Hubert Biskupski

i

Autor: ARCHIWUM

Hubert Biskupski: Odlot ministra skarbu

2013-04-20 4:00

Premier Donald Tusk dokonał wczoraj politycznej dekapitacji ministra skarbu Mikołaja Budzanowskiego. Oficjalnym powodem było informacyjne zamieszanie związane z podpisaniem memorandum w sprawie budowy tzw. drugiej nitki rurociągu jamalskiego.

Trzeba przyznać, że premier zareagował ostro po upokorzeniu, którego doznał, gdy pytany przez dziennikarzy o memorandum nie był w stanie udzielić jakiejkolwiek informacji w tej sprawie. Z ludzkiego punktu widzenia rozumiem decyzję premiera - trzeba było znaleźć odpowiedzialnego za PR-owską kompromitację. I to odpowiedzialnego zajmującego eksponowane stanowisko, a nie jakiegoś starszego specjalistę z Departamentu Informacyjnego. Ale mam spore wątpliwości, czy to właśnie Budzanowski ponosi winę za to zamieszanie. W przypadku bankrutującego LOT-u, który by ratować się przed upadkiem, poprosił o gigantyczną rządową pomoc, wina ministra była bezsporna. Wtedy jednak premier wykazał zaskakującą wyrozumiałość.

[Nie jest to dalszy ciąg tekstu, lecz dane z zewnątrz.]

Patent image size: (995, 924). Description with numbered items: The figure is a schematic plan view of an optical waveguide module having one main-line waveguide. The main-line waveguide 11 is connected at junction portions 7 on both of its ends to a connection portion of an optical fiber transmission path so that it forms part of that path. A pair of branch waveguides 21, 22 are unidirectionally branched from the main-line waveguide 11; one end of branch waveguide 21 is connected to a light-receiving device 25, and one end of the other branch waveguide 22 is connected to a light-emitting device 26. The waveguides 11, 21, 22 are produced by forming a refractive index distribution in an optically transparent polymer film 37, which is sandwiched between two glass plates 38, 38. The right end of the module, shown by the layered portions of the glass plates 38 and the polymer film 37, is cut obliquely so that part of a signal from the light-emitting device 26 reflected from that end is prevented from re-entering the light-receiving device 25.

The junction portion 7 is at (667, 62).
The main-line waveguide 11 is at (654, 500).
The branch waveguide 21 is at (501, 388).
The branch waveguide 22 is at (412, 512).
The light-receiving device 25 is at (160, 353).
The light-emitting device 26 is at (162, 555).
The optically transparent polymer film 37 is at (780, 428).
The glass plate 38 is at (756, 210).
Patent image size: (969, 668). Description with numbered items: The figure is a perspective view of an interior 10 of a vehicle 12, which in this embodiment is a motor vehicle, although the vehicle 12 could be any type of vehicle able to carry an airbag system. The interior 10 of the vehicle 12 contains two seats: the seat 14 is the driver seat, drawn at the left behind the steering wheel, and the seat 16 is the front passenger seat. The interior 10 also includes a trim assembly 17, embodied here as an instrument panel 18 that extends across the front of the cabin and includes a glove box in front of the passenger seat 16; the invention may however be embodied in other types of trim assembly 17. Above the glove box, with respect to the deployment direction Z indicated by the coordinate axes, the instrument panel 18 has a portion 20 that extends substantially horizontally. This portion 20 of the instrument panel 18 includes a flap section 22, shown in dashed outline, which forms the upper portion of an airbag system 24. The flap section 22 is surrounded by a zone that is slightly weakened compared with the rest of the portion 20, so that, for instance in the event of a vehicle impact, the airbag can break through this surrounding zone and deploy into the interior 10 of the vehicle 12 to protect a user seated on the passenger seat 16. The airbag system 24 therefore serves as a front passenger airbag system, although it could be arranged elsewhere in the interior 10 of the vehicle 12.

Budzanowskiego było łatwo zdymisjonować, bo nie ma żadnego zaplecza politycznego, nie jest nawet posłem i żadna z frakcji w PO nie stawała w jego obronie. Nowym ministrem, odnoszę wrażenie, że jednak dość przypadkowym, został dotychczasowy wiceszef resortu administracji i cyfryzacji. W zarządzaniu majątkiem Skarbu Państwa doświadczenia nie ma wielkiego, a wyzwania stoją przed nim ogromne, żeby wspomnieć tylko o projekcie eksploatacji gazu łupkowego.

Wraz z dymisją ministra skarbu zapewne zakończy się też kilka dobrze zapowiadających się karier. I rozpocznie się karuzela stanowisk. Swoją drogą ciekawe, czy srogi Tusk w ramach pocieszenia wciśnie odwołanego ministra do zarządu którejś ze spółek Skarbu Państwa, tak jak to się swego czasu stało z ministrem Aleksandrem Gradem. Prestiż co prawda nie ten, ale pensja kilkukrotnie wyższa.